Benoît Poelvoorde, révélé en 1992 par C’est arrivé près de chez vous, est un véritable compagnon de route du duo Kervern/Delépine. Il est issu du même giron qu’eux, passé grâce à Monsieur Manatane par la case Canal + au milieu des années 90, alors qu’eux se sont fait connaitre à peu près à la même époque sur la même chaîne, alors réputée anticonformiste, dans les émissions groslandaises.

Albert Dupontel, l’humoriste cynique est devenu un réalisateur inventif et barge. Il trouve légitimement sa place dans leur univers, comme en témoigne sa réalisation Enfermé Dehors (2006), un film qui préfigure exactement les Louise-Michel (2008), Mammuth (2010) et maintenant Le Grand Soir, les trois derniers films de Kervern et Delépine.

La réunion de Poelvoorde et de Dupontel sous la caméra de ces deux là, est l’évidence même tant ils partagent le même humour noir, le même cynisme, la même passion pour les marginaux, et la même vision anarchique de la société.
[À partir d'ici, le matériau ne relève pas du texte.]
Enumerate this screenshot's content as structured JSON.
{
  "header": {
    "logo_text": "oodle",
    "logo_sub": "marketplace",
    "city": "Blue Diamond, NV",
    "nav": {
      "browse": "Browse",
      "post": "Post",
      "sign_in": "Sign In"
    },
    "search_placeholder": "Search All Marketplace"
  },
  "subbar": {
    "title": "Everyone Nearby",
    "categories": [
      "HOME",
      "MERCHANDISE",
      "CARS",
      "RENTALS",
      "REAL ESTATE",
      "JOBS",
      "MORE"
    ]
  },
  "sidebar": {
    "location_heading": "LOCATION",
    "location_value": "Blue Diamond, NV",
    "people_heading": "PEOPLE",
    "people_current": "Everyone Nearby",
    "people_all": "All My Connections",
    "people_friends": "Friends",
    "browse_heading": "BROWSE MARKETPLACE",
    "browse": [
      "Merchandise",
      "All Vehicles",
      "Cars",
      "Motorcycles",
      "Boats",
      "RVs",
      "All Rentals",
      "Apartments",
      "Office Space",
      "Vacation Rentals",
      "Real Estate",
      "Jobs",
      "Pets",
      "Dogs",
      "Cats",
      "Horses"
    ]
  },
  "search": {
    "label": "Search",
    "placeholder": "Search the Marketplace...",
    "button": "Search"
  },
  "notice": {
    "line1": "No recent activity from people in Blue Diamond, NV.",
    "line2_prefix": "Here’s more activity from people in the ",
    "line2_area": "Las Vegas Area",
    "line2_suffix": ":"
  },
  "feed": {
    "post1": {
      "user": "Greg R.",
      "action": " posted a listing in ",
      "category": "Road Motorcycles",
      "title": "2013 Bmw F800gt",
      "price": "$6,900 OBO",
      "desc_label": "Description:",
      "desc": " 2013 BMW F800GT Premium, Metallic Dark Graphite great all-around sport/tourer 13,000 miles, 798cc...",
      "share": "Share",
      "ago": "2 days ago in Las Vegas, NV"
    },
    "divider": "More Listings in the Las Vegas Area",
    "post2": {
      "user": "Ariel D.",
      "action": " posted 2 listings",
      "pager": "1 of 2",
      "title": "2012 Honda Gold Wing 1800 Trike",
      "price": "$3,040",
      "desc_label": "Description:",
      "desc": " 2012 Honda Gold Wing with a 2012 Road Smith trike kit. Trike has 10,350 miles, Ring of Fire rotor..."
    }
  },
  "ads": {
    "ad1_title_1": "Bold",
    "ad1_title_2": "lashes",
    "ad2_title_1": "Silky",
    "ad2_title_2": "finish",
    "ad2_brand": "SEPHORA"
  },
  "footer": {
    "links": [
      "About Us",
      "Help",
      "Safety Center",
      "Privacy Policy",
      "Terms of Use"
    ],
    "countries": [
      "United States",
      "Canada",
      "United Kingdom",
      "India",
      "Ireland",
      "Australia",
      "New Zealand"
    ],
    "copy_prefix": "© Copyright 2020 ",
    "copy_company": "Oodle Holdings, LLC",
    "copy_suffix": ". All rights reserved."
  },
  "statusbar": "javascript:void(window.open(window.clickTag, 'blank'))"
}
Ce duo ne pouvait que faire des étincelles. L’un (Poelvoorde) incarne un vieux punk, un vagabond qui rejette tout de la société de consommation. L’autre, Dupontel donc, joue le rôle de son frère, un mec simple et rangé, qui a une famille et occupe un modeste poste de vendeur dans une literie implantée en plein coeur d’une zone commerciale. Les deux frères ne partagent rien. Leur vision du monde s’opposent en tout point. Et pourtant, Jean-Pierre le conformiste va progressivement glisser pour basculer dans le même monde que Not l’anarchiste punk.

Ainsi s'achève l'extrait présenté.